À l’image des récents soubresauts de Dame Nature, le public montréalais a connu hier une chute de température marquée au concert présenté par l’Orchestre symphonique de Montréal à la Maison symphonique.
La soirée a débuté avec éclat avec une Barbara Hannigan au sommet de sa forme interprétant In the Half-Light de la compositrice albertaine Zosha Di Castri — une œuvre écrite pour la soprano canadienne en collaboration avec l’écrivain Tash Aw et créée au Toronto Symphony Orchestra en 2022. Prenant forme autour du thème de l’aliénation humaine face au « passage d’un espace physique à un autre », le cycle de mélodies en 7 mouvements aborde le thème de la migration en particulier et le sentiment d’étrangéité en général. À cet égard, il eût été judicieux d’inclure le texte des courts poèmes au programme en papier car l’instantanéité des paroles projetées en salle ne permettait pas de saisir toute la puissance du livret.
Bien que la prémisse de l’œuvre soit assez abstraite, la musique demeure en revanche très concrète : la compositrice explique qu’elle s’inspire de sons réels (allant du cri du huard jusqu’aux sifflements des trains) pour ensuite les enregistrer et les transcrire en musique avec maints détails. Les impressionnantes strates sonores, construites avec précision par l’OSM et un Rafael Payare engagé, témoignent d’une superbe maîtrise des techniques d’orchestration.
Souveraine interprète
Barbara Hannigan attaque les défis imposés par la partition, dont des dynamiques extrêmes, des sauts d’octaves et des passages oscillant entre le chant et la déclamation, de façon souveraine (pourrions-nous énoncer le souhait de la voir interpréter le Pierrot lunaire à l’occasion du 150e anniversaire de naissance d’Arnold Schönberg en 2025?). La sixième (et avant-dernière) partie dont s’inspire aussi le nom de l’œuvre s’avère le véritable point culminant de la pièce : une conversation intime et méditative entre la voix et les timbales exécutée par la soprano avec une sensualité à couper le souffle. Si la balance entre l’orchestre et la soliste représente un certain défi imposé par la partition lors des premiers couplets, l’œuvre se termine sur la complicité retrouvée entre l’humaine et l’« espace physique » qui l’entoure.

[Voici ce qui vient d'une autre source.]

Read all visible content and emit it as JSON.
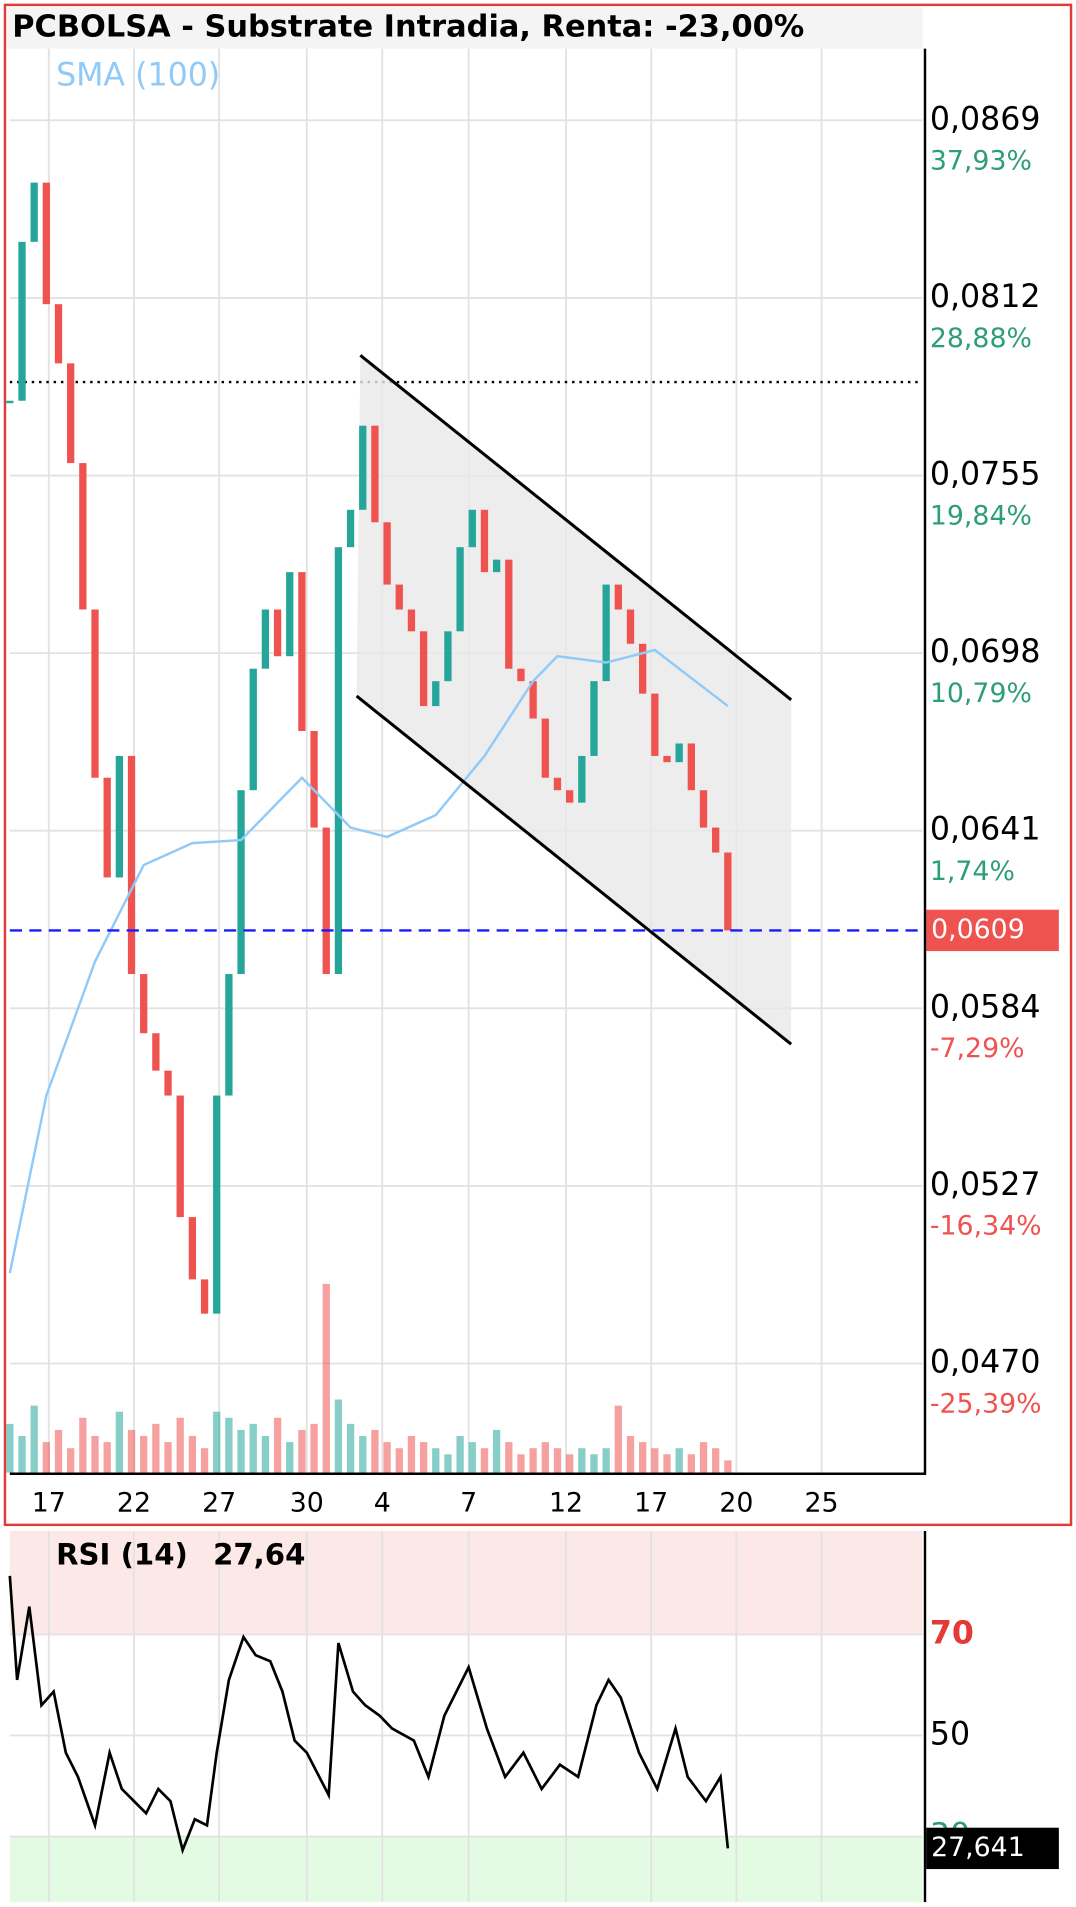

Quatrième symphonie de Bruckner hâtive
L’OSM présentait en seconde moitié de concert la Quatrième symphonie d’Anton Bruckner, seule œuvre symphonique du compositeur autrichien avec une appellation officielle (Romantique) et à qui l’on attribue souvent un caractère programmatique, même si le rôle des association extra-musicales lors de sa composition est tout sauf certain. Cette symphonie existe, comme une bonne partie de l’œuvre symphonique de Bruckner, en plusieurs versions. La version interprétée hier soir était la troisième (et non la dernière!) mouture de l’œuvre, qui s’est imposée comme la version la plus populaire à ce jour et avec raison car elle articule avec grande fluidité et élégance la radicalité harmonique du compositeur.

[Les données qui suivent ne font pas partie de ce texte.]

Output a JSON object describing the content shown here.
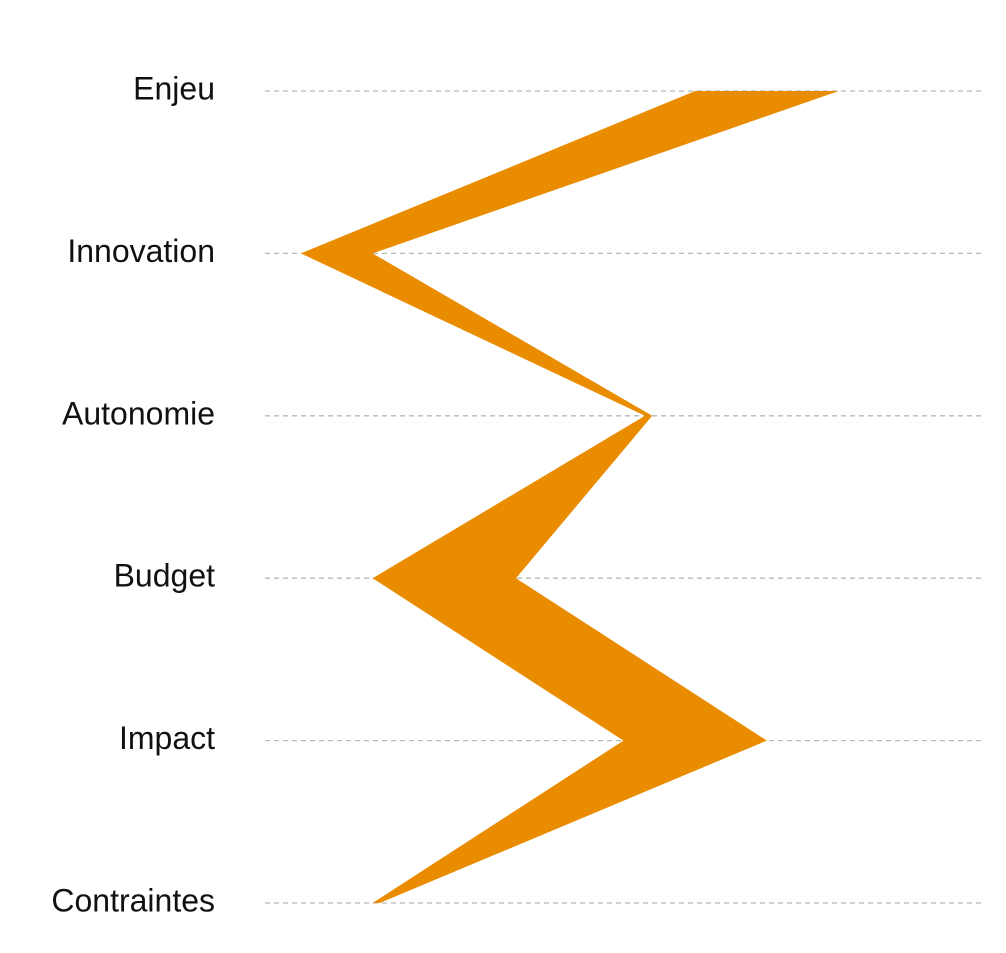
{
  "chart_data": {
    "type": "area",
    "orientation": "vertical-profile",
    "categories": [
      "Enjeu",
      "Innovation",
      "Autonomie",
      "Budget",
      "Impact",
      "Contraintes"
    ],
    "series": [
      {
        "values": [
          0.6,
          0.05,
          0.53,
          0.15,
          0.5,
          0.15
        ],
        "color": "#EA8C00"
      },
      {
        "values": [
          0.8,
          0.15,
          0.54,
          0.35,
          0.7,
          0.16
        ],
        "color": "#EA8C00"
      }
    ],
    "xlim": [
      0,
      1
    ],
    "grid": true,
    "grid_style": "dashed",
    "grid_color": "#B8B8B8",
    "legend": "none"
  }
}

Or dès le premier mouvement de la symphonie, une étrange sensation de déjà-vu nous frappe avec des tempos très rapides et enchaînés — un choix qui avait plutôt mal servi Rafael Payare lors de sa première incursion dans l’œuvre de Bruckner avec l’OSM en 2022. Malheureusement, plusieurs tendances problématiques observées à l’époque font surface à nouveau : les nuances semblant plafonner de mezzo-forte à fortissimo, un manque de contraste dans les tempos mais, surtout, une hâte jouant au détriment de la précision et de la rhétorique musicale.
C’est ainsi que des progressions paraissent fades tant le climax dynamique semble atteint dès la première note et que des passages empreints du caractère folklorique autrichien n’arrivent qu’à faire danser le métronome. C’est d’autant plus dommage que l’on voit l’Andante (deuxième mouvement) perdre son caractère introspectif, voire tragique, et que la vitesse galopante du Scherzo (troisième mouvement) finit par décourager les vents, à un point tel que leurs interventions deviennent approximatives et parfois même raccourcies.
Il faut patienter jusqu’à la deuxième moitié du mouvement final pour retrouver cette lenteur qui nous permet d’apprécier la fureur avec laquelle Bruckner, par ses progressions harmoniques exaltantes, élargit pour mieux déconstruire les colonnes du temple de la tradition classique. Miraculeusement, l’orchestre, dont les cuivres en particulier, retrouvent leur forme en fin de parcours. Une fin remarquable, qui donne une idée du potentiel d’une prochaine rencontre entre le chef, son orchestre et le maître autrichien.